The team then remodeled those numbers in three hypothetical intervention scenarios. In general, Alzheimer’s researchers say a treatment that slows decline by at least 30% would have a meaningful clinical, financial, and societal impact. However, Dr. Brookmeyer modeled treatment scenarios with a greater effect than that.
A primary prevention that reduced the annual risk of new amyloidosis by 50% could decrease the prevalence of MCI by about 700,000 in 2060. A secondary prevention strategy that reduced the annual risk progression to MCI by 50% would decrease the prevalence of MCI by more than 2 million and the prevalence of AD by about 3.8 million.
The results were more complicated with a secondary prevention strategy that would reduce annual risk of MCI-AD conversion by 50%. In this scenario, the prevalence of MCI in 2060 would actually increase by 2.8 million, but the prevalence of AD would decrease by 2.5 million.
These scenarios also developed over different time courses, the researchers wrote.
“We find that the highly effective primary prevention strategy resulted in the lowest AD prevalence by the year 2060. However, [it] was associated with the largest AD prevalence in the 15 years immediately after its introduction ... The explanation for this finding is that the full benefits of delaying amyloidosis in terms of reduced AD prevalence are not realized for many years because of the long lag time between amyloidosis and clinical AD. A take-home message is that the full impact on disease burden of primary prevention that targets the early stages of the pathogenesis of AD on clinical disease burden may not be realized for decades.”

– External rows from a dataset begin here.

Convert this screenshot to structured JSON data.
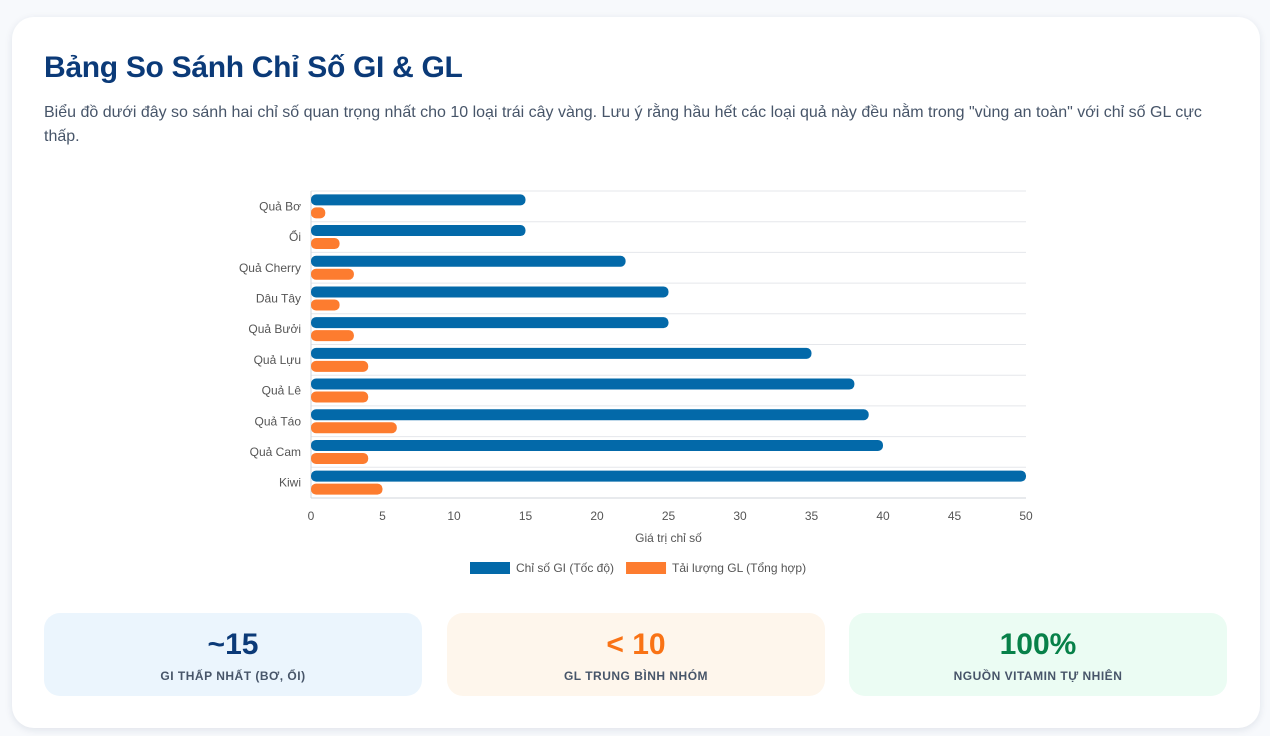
{
  "header": {
    "title": "Bảng So Sánh Chỉ Số GI & GL",
    "description": "Biểu đồ dưới đây so sánh hai chỉ số quan trọng nhất cho 10 loại trái cây vàng. Lưu ý rằng hầu hết các loại quả này đều nằm trong \"vùng an toàn\" với chỉ số GL cực thấp."
  },
  "chart_data": {
    "type": "bar",
    "orientation": "horizontal",
    "categories": [
      "Quả Bơ",
      "Ổi",
      "Quả Cherry",
      "Dâu Tây",
      "Quả Bưởi",
      "Quả Lựu",
      "Quả Lê",
      "Quả Táo",
      "Quả Cam",
      "Kiwi"
    ],
    "series": [
      {
        "name": "Chỉ số GI (Tốc độ)",
        "color": "#0369a9",
        "values": [
          15,
          15,
          22,
          25,
          25,
          35,
          38,
          39,
          40,
          50
        ]
      },
      {
        "name": "Tải lượng GL (Tổng hợp)",
        "color": "#fd7c2f",
        "values": [
          1,
          2,
          3,
          2,
          3,
          4,
          4,
          6,
          4,
          5
        ]
      }
    ],
    "xlabel": "Giá trị chỉ số",
    "ylabel": "",
    "xlim": [
      0,
      50
    ],
    "xticks": [
      0,
      5,
      10,
      15,
      20,
      25,
      30,
      35,
      40,
      45,
      50
    ],
    "grid": "horizontal",
    "legend_position": "bottom"
  },
  "stats": [
    {
      "value": "~15",
      "label": "GI THẤP NHẤT (BƠ, ỔI)",
      "color": "#0b3a78",
      "bg": "#ebf5fd"
    },
    {
      "value": "< 10",
      "label": "GL TRUNG BÌNH NHÓM",
      "color": "#f97316",
      "bg": "#fef6ec"
    },
    {
      "value": "100%",
      "label": "NGUỒN VITAMIN TỰ NHIÊN",
      "color": "#078149",
      "bg": "#ebfcf3"
    }
  ]
}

Decreasing preclinical conversion to MCI with a secondary prevention strategy would result in the highest AD prevalence reduction for most of the period. But by 2054, the primary prevention strategy would surpass it.

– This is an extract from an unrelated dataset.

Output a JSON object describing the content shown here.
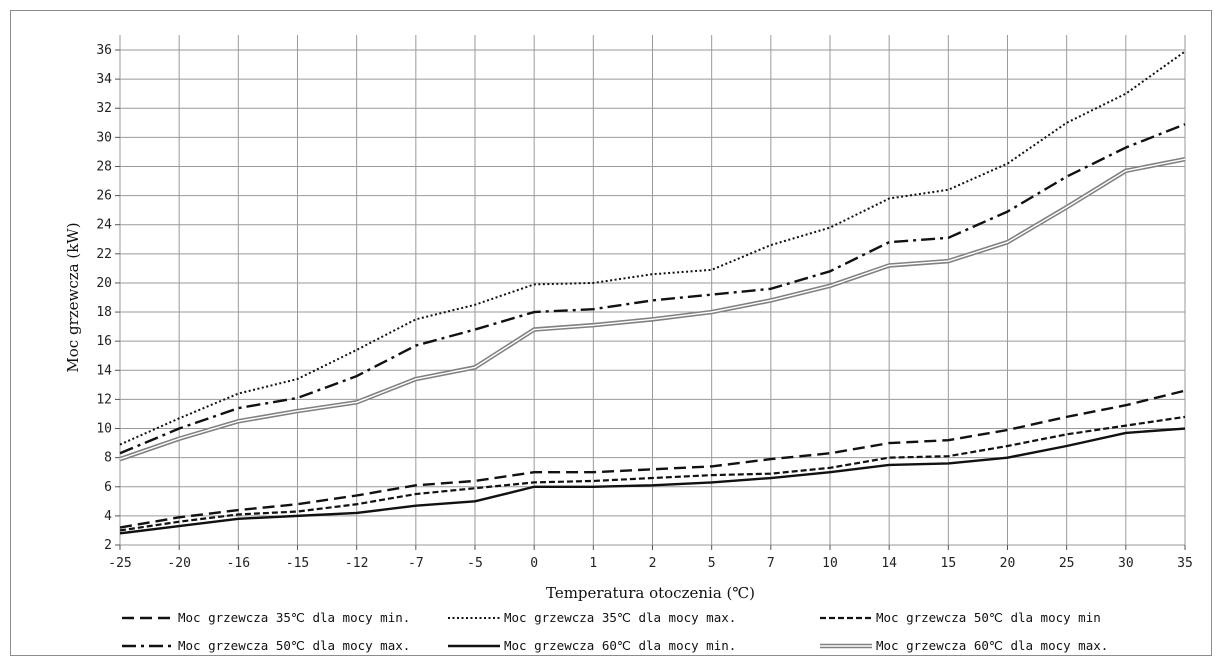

The intervention targeting MCI-AD conversion would reduce AD prevalence the quickest, with a slight decrease in the first 3 years after introduction. “The explanation for this finding is that MCI is proximate to clinical AD diagnosis, and thus, the impact of delaying progression of MCI will be seen relatively quickly on AD prevalence compared to interventions that delay onset of amyloidosis or MCI.”
The study sharply illustrates two futures: one with an unimpeded tsunami of Alzheimer’s cases, and one in which prevention strategies, while not a floodgate, at least stem the tide somewhat. And while researchers hold out hope for the primary and secondary treatments currently in clinical trials, the AD community is nowhere close to finding even a modestly effective therapy.
Seen in this light, Dr. Brookmeyer’s projections are a cry for action, the Alzheimer’s Association statement proclaimed.
“By focusing attention on a concerning reality – that tens of millions of American adults may face the possibility of dementia due to Alzheimer’s disease – the results reported in this new article, if confirmed, illustrate and greatly amplify the need for more research to develop effective treatments and proven prevention strategies for Alzheimer’s disease. This is especially true as we get better at early detection, and are able to more accurately identify people who have the early brain changes associated with Alzheimer’s disease and other dementias.”
Dr. Brookmeyer reported receiving fees from Takeda for serving as a member of a data safety monitoring board.